Pass svc_client to report_scheduling_service instead of the raw nats::service::client. Inside schedule_one() replace:

// before
const auto reply_msg = nats_.request_sync(
    schedule_job_request::nats_subject, body);

// after
const auto reply_msg = svc_nats_.authenticated_request(
    schedule_job_request::nats_subject, body);

Services with outbound calls to update

Calling Service	Callee	Handler to update
`ores.reporting`	`ores.scheduler`	`report_scheduling_service`
(future) Any service calling another

Phase 4 — Restore JWT validation in scheduler write handlers

Revert the temporary workaround in ores.scheduler.core/messaging/job_definition_handler.hpp: re-add make_request_context() calls to schedule(), schedule_batch(), and unschedule().

The reporting service will now supply a valid JWT, so those handlers will authenticate successfully and stamp() will set tenant_id / modified_by from the claims.

Configuration Changes

New environment variables

No new variables needed. Re-use existing:

ORES_REPORTING_SERVICE_DB_USER + ORES_REPORTING_SERVICE_DB_PASSWORD
(future services follow the same pattern)

New config fields in service configuration structs

Add to each outbound-calling service's config:

std::string service_username;  // e.g. "reporting_service@system.ores"
std::string service_password;  // DB password

Read from environment in application.cpp alongside the existing DB options.

Security Considerations

The DB password is sent as plaintext inside a NATS message. NATS operates over TLS in production (nats:// → tls://) and over loopback-only connections in development.

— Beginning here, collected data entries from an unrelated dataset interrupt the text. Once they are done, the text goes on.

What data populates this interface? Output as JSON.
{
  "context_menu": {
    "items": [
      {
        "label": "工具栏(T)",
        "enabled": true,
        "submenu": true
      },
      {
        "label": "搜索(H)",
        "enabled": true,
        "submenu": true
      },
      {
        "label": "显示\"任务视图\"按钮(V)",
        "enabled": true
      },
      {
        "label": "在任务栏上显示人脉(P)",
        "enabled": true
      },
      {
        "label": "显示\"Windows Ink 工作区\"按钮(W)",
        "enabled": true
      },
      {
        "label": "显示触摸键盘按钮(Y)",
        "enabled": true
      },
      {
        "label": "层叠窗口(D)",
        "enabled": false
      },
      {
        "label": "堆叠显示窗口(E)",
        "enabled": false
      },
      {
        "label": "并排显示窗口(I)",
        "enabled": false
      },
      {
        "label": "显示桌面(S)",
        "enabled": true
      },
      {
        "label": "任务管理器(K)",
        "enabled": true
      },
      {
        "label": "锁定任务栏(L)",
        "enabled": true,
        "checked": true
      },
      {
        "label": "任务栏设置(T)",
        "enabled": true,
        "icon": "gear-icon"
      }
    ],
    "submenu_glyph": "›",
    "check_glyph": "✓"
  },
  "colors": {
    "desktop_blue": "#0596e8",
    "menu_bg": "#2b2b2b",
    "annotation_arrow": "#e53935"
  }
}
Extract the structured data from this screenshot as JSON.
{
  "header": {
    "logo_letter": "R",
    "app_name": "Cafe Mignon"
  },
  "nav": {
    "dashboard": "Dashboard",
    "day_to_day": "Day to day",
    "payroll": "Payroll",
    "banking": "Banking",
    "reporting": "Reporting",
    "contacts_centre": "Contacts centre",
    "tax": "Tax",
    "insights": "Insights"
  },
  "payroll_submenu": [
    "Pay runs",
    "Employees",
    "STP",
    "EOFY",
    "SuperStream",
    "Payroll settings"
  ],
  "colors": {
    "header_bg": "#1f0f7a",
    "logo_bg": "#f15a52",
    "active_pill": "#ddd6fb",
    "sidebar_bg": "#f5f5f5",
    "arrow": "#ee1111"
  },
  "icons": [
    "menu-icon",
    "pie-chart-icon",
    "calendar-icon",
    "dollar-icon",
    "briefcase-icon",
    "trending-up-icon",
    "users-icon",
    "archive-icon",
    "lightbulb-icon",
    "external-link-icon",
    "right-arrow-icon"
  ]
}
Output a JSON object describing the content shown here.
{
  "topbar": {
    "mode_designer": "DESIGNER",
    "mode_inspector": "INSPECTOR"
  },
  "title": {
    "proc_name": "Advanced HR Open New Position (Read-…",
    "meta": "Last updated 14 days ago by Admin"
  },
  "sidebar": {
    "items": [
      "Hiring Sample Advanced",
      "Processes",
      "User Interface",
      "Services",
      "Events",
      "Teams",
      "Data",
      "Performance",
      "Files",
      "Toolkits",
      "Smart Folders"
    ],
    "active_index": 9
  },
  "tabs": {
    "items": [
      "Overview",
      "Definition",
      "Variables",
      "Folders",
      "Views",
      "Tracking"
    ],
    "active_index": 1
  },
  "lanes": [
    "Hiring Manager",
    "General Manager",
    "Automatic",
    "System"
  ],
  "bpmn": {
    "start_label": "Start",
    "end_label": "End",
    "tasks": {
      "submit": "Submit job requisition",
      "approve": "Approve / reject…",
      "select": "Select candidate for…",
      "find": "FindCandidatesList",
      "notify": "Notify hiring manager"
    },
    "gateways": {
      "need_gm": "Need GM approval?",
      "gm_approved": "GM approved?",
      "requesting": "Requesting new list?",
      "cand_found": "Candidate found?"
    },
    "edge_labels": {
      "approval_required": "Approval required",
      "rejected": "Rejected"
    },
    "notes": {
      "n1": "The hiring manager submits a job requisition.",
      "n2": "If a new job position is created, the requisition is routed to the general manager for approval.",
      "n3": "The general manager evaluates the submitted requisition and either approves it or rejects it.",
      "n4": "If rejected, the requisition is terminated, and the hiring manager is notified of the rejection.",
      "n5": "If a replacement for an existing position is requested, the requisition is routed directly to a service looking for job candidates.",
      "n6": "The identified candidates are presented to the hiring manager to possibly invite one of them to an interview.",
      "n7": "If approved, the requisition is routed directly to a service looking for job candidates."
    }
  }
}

This is acceptable for service-to-service calls on the same host or encrypted transport.
The hash stored in IAM is bcrypt with cost ≥ 12. A compromised IAM DB row does not immediately expose the credential.
JWTs are short-lived (default 1800 s, same as user tokens). Compromised tokens expire quickly.
service_password_hash is only set for account_type ! 'user'= accounts. The human login path is unchanged.
A service account JWT carries the same claims structure as a human JWT. Downstream handlers apply the same RBAC rules. Service accounts must be assigned appropriate roles during seeding.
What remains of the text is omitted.